I've done a similar project and I think you'll have fun with it. I actually set up my own http server with python using this as a starting point: https://wiki.python.org/moin/BaseHttpServer . This makes it easy to set up your own HTTP GET requests to setup your own commands that you can call from an Android device (or any web browser) ("http://rpiIPaddress?command=lightON", "http://rpiIPaddress?command=outletOFF", etc.).

Few things to think about:

  1. How are you planning to find the IP address of the Rpi from your Android device? You could create a static IP address on the pi or make up your own "discovery" protocol using the networks broadcast address.

  2. I'd look into what kind of protocols/API the smart devices use to make sure you can do this in the time allotted.
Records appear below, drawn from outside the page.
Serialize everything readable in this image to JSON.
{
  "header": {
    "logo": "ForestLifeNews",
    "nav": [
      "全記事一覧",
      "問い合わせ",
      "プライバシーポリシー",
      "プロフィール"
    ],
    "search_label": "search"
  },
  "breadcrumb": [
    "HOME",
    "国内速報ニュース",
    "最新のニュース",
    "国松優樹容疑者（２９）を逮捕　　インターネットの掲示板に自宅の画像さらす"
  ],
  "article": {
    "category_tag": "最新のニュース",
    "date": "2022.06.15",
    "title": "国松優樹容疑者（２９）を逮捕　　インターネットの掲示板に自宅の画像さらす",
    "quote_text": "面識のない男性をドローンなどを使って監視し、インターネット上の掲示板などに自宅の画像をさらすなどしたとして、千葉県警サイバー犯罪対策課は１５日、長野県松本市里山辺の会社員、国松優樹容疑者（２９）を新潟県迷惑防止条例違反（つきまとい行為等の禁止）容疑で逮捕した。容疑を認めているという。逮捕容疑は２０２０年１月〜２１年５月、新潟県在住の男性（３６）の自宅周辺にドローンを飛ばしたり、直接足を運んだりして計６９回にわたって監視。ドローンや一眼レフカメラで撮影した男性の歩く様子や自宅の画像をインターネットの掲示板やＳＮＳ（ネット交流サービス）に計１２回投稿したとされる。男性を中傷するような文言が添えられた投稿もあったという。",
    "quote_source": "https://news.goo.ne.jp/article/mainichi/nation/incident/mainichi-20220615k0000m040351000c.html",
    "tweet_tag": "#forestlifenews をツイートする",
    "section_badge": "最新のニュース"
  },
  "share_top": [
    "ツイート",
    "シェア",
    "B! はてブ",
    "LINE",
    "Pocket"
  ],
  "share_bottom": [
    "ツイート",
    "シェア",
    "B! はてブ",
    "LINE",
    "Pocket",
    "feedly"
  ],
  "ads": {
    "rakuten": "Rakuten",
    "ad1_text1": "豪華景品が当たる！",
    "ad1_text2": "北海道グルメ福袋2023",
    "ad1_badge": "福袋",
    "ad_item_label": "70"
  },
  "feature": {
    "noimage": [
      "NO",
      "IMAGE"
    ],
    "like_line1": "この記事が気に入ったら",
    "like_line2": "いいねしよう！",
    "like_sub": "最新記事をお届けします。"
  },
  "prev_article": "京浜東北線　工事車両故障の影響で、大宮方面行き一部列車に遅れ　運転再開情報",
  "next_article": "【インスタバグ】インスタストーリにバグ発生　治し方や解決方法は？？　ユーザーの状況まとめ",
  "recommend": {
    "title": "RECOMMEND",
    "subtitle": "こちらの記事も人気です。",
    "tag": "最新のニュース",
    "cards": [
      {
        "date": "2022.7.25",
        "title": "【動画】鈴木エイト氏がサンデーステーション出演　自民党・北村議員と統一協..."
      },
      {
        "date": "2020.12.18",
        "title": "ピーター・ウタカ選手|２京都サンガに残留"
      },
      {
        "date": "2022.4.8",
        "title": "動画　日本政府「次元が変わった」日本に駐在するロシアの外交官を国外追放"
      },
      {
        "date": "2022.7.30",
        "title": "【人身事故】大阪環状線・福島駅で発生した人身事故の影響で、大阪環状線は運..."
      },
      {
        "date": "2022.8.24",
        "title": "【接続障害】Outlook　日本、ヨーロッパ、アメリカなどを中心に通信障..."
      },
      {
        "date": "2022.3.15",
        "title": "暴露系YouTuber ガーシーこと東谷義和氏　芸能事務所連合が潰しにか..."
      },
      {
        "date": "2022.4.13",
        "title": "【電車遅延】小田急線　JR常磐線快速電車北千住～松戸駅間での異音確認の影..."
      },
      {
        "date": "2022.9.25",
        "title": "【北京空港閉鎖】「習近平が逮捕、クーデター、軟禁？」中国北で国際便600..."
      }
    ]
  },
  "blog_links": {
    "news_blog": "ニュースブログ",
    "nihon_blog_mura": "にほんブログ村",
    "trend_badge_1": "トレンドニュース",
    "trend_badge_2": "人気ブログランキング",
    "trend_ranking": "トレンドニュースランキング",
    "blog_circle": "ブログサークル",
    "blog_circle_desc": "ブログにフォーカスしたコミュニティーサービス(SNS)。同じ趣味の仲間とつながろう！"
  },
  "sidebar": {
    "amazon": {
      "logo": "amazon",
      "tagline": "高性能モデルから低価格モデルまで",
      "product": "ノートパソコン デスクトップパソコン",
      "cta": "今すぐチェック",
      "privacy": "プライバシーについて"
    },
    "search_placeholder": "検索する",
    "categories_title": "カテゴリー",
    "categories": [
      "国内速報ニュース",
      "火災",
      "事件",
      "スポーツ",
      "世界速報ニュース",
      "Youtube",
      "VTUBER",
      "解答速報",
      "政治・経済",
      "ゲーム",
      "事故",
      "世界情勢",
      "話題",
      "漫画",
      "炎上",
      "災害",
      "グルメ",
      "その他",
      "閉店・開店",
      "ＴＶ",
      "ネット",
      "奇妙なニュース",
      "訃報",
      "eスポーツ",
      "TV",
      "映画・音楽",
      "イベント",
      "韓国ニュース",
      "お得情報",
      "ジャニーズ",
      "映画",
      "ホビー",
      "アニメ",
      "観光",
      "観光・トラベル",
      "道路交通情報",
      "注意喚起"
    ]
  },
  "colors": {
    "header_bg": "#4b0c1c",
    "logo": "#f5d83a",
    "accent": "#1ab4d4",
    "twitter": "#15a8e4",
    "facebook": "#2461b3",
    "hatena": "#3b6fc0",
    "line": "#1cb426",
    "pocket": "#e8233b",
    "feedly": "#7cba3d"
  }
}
I think some smart devices use zigbee protocol which if you're not familiar with could take you some time, not to mention buying more hardware.

Good luck!

  • Thanks for the advice. I'm writing up my proposal but will definitely look at this approach. Knowing that it is possible gives me confidence as it's a project I've had on my mind for awhile and is personal to me with an autistic person in my family
    – Alan
    Sep 26, 2018 at 20:18

Both bluetooth and web server was mentioned earlier.

I would first go the web-server route.

That way I could use any framework (like bootstrap or materialize css) to quickly create a web-gui that works in most modern browsers, on almost any screen size, on Windows, Android, iOS, MacOS, Linux etc. without much trouble.

Then I'd use server-side scripts (php/nodejs/python) to write a simple endpoint that translates between web-ui and the server-side shell.

I'd use jquery/ajax and html form-controls to submit requests, and to echo stdout/stderr to the web-gui without reloading the entire page every time.

This way the web-gui can control anything on the Pi, and thus, other gadgets over gpio/spi/i2c/etc.

I could even pipe scripts (shell/python/php/etc) or commands to IoT devices anywhere in the world over ssh.

Going this way I could even write platform-specific apps at a later time, that talks to the same endpoint that I wrote for the web-gui.

Like someone else mentioned, you should be sure you look at the different protocols used by all the devices you need to control.

Opto-isolators can easily be used to switch almost anything on/off with very simple scripts using gpio.


Indeed, this is a great project.

The way I tackle such a project is to split it into modules: hardware and software. I usually start out with the hardware module. This basically means to make the hardware works as I want. A hardware as you mentioned in your OP, i.e. controlling a light bulb, etc., usually comes in as a whole package ready to use and requires writing up some software interface to control it. The software module, i.e. GUI, etc. can be done either through a web page on a server or a program on a (Android) client. The later is a stand-alone Android application that can be accessed by merely launching the application on any Android device. OTOH, the former requires a working HTTP server to host the GUI page and requires an adequate web browser. Not only your end users will probably be more happier with the former, but also it will probably be simpler to write up a simple Android application.

  • The disadvantage of writing a custom Android app is 1) It will likely be more work than writing an HTTP application in python, 2) You still have to write a server on the Pi to receive requests from the phone -- although existing software might be adapted to that, e.g. I think pigpiod is network capable.
    – goldilocks
    Sep 26, 2018 at 13:07
  • Thanks for the responses. I am interested in doing the Android approach as I plan to have additional features in the app that would benefit people suffering from Autism. I'm writing up my proposal but will look at the different approaches mentioned here. Again thanks for the advice, I feel more confident that I can complete this project
    – Alan
    Sep 26, 2018 at 20:12
  • TBH, I have never written any Android application as of this writing. So, I really can't comment the disadvantage of writing an Android application as pointed out above by @goldilocks. The only thing I can say going with an Android application approach makes more sense. To operate/control the device, all an Android end user needs is to simply launch the application, not a web browser.